The temptation as a parent to keep our kids safe at all costs is so strong. We want to shield them from danger, and from the hatefulness of this world. And yet, when our protection gets in the way of our children’s true purposes, that can be so damaging to them. As a young adult, for example, I looked on with dismay as many of my Christian peers bravely and passionately resolved to go out into the world as missionaries—only to be bitterly opposed by their Christian parents! Try to fathom the irony: the American church has essentially lost a generation of young people, and the Christian parents who managed to not only keep their children in the faith, but to raise them with passion and courage for God were the very ones trying to squelch that passion and courage! My goodness, can you say Chief Tui? In holding back our children from living courageously and fearlessly for God, we are actually hurting the very kingdom we profess to serve!
Now, my kids are ages 9 and 10, so I still have a few years before they potentially break my heart by going off in a totally different path than I envisioned for them.

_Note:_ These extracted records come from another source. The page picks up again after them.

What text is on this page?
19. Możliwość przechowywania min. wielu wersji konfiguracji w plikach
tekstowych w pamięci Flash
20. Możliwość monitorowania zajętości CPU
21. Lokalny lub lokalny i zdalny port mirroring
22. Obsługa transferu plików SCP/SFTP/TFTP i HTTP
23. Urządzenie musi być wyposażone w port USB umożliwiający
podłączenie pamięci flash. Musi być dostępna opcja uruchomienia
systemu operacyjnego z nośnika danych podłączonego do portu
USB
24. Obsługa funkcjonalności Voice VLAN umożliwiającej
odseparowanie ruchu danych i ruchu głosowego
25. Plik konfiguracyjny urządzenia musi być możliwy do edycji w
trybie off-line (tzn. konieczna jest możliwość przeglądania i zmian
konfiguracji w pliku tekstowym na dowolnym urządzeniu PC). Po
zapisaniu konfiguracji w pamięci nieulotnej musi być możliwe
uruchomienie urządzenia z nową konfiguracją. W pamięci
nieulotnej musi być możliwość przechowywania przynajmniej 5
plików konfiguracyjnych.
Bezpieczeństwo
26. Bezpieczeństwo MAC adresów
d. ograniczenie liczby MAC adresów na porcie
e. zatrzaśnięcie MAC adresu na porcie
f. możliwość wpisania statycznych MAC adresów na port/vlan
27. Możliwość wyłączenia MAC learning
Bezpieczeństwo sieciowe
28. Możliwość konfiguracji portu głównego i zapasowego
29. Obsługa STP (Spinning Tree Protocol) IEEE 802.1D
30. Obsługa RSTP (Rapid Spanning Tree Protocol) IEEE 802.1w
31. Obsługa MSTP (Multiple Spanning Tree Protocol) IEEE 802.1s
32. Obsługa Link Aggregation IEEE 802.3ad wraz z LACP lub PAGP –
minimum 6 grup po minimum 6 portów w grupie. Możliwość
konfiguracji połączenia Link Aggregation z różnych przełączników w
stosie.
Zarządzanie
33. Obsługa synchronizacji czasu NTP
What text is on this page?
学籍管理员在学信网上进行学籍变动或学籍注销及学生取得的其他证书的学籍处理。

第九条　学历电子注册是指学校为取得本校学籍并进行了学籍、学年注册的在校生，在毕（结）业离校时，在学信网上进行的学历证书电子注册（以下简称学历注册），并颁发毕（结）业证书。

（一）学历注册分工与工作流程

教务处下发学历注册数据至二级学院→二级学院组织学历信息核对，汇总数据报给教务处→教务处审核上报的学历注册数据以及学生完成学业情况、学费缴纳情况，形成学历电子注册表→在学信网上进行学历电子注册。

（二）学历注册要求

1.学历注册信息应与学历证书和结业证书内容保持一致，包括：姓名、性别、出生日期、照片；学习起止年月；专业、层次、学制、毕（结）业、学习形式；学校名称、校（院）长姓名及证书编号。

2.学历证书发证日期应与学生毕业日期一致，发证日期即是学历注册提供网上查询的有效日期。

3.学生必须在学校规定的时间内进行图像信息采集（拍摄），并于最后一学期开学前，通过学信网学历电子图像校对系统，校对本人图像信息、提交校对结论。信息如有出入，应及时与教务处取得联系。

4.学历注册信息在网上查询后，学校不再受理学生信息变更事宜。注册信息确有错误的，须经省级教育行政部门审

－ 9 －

And who knows? Maybe I’m correct in my tentative guesses for where they will end up in life. But whatever they choose, I hope that my message to them is always to follow where God leads them, whether or not I personally agree with that direction. I want to teach them discernment, yes, but also fearlessness. I want to teach them wisdom and courage. And I want to equip them to ultimately exist independently of me and my wishes—to exist dependent on God alone.
And I hope and pray that when that time comes–when and if they reveal plans that fill my parental heart with fear–that I will not be an obstacle in their path. Instead, I pray that I will be an encouragement, a source of inspiration. I hope that instead of trying to talk them out of their journey, I help them pack. And I pray that I have the faith to send them off with God–to accomplish His purposes in them, to expand His kingdom through them–and to trust them to His care.
Posted by Amanda Thomas Mook on April 23, 2017 at 9:40 pm
When I was in college, I received a weekly newsletter from a church in town. One week, it had an interview from a mother of missionaries. In the interview, she was asked, “What is your prayer for your children?” She stated, “My prayer is for myself, that I will be like Hannah, giving my children fully over to God and his purposes.” That prayer has shaped my parenting and my life more than I can say.
Posted by kingdomcivics on April 23, 2017 at 9:47 pm
Wow, what a convicting prayer! I marvel every time I read that story how Hannah had the strength to quite literally give her child over to God. What amazing faith.